¿Hipnosis o crisis de ansiedad?

El jueves, 40 niños de un colegio en Mocoa pasaron de un espectáculo de hipnosis a un hospital de la ciudad. Expertos no creen que se tratara de algo fuera de lo normal.

Ayer, el servicio de urgencias del Hospital de Mocoa estuvo más convulsionado que de costumbre. A las  9:45 a.m. los médicos, enfermeras y psicólogos de la institución se vieron sorprendidos por la llegada de 40 niños y jóvenes,  alumnos de la Institución de Educación Ciudad Mocoa, todos con un comportamiento alterado.

Algunos se habían desmayado, otros se comportaban con nerviosismo y ansiedad. El personal médico primero los estabilizó, fueron hidratados y luego evaluados por  medicina general, medicina especializada y psicología.

Los jóvenes habían recibido en el colegio la visita de un “hipnotizador” que al realizar su acto nunca pensó que podría desatar una reacción colectiva de esa magnitud. Según la Subgerente científica del hospital, doctora Mónica Guerrero Rendón, la emergencia se vio inducida por una hipnosis, la cual desató neurosis colectiva (crisis de ansiedad). Pocas horas después de lo sucedido los pacientes regresaron a sus hogares, con recomendaciones de tratamiento psicológico.

¿Qué fue lo que realmente sucedió en Mocoa?
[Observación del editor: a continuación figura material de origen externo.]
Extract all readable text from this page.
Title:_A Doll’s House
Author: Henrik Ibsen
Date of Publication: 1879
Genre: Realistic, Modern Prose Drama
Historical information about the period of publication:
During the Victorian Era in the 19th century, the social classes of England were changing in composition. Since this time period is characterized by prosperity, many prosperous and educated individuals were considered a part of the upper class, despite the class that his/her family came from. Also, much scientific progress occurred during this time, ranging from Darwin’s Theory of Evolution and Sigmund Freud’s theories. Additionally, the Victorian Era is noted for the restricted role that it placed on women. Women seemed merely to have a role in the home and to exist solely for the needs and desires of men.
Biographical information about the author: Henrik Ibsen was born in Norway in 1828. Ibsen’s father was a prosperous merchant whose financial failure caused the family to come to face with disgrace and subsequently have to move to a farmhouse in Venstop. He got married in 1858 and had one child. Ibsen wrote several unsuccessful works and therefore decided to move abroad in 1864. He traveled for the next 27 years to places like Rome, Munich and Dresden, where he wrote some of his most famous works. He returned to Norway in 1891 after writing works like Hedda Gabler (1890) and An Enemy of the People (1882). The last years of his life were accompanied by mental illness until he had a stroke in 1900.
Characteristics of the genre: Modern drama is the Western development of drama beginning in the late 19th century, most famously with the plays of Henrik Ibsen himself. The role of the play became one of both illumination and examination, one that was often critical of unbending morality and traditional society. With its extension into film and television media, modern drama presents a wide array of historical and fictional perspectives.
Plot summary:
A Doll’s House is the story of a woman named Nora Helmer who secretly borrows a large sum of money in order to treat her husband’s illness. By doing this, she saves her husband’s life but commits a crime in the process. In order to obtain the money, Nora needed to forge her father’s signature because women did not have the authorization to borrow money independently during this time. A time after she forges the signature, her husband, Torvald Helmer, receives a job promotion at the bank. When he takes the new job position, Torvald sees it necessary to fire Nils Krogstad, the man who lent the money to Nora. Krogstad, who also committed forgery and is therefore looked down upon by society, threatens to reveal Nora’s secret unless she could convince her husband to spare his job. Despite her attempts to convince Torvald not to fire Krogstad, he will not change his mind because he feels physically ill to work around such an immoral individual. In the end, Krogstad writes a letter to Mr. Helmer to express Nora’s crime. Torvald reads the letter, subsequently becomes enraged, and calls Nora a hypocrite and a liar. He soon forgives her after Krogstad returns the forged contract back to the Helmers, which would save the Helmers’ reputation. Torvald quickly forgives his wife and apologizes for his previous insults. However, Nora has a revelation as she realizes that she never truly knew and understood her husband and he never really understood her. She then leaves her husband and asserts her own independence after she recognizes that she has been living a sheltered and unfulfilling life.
Para la psiquiatra infantil Pilar Arroyabe, los síntomas descritos entre los jóvenes del Putumayo coinciden más con una crisis de ansiedad colectiva que con una hipnosis.  “Me parece raro lo que sucedió. Quizás ya venían sugestionados ante lo que iba a pasar, estaban emocionados y esto desencadenó ese estado”, afirmó la psiquiatra, quien aclaró valdría la pena investigar si no estuvieron en contacto con alguna sustancia.

Los estados de hipnosis, explica Arroyabe, no son lo que generalmente la gente cree. Más que efervescencia emocional producen momentos de conciencia más tranquilos en los que las personas son sugestionables.
Lilia Lasso, directora encargada de la sede regional del ICBF, asegura que los psicólogos de la institución que acompañaron la atención de los menores creen que se trató de una “histeria colectiva” más que de un caso de hipnosis que no se podía superar.

En un artículo sobre hipnosis publicado en How Stuff Works, un proyecto de divulgación de ciencia que hace parte de la cadena de medios Discovery, los autores afirman que esta práctica poco tiene que ver con esa idea popular ampliamente difundida en que una persona se convierte en una especie de zombi capaz de cumplir cualquier capricho de su hipnotizador. “Nuestra moderna comprensión de la hipnosis contradice esta concepción en varios puntos”, señala el documento refiriéndose a un estado de trance caracterizado por una extrema sugestionabilidad, relajación y alta imaginación. En realidad no es algo similar al sueño. Por el contrario los sujetos están alertas todo el tiempo. Es más comparable a esos instantes del día en los que ‘soñamos despiertos’.

Los mecanismos que explicarían cómo funciona la hipnosis no están del todo claros. “Este rompecabezas es una pequeña pieza de uno mucho más grande: cómo funciona toda la mente”, apuntaron los autores.

El padre de la hipnosis fue Franz Mesmer, un médico australiano quien a finales del siglo XVIII y principios del XIX se convirtió en un personaje de renombre con sus teorías y espectáculos de esta práctica. Él lo llamaba magnetismo animal y defendía la idea de que se trataba de una fuerza que fluía del hipnotizador al hipnotizado. Sus críticos rápidamente desestimaron el trasfondo mágico, aunque dos siglos después ha resultado un poco difícil dar una explicación satisfactoria de este fenómeno

Durante muchos años las técnicas de hipnosis formaron parte de los pensum en las escuelas de psiquiatría, pero recientemente han sido excluidas con el giro que ha dado esta ciencia hacia los aspectos más biológicos de las enfermedades y la comprensión de la mente.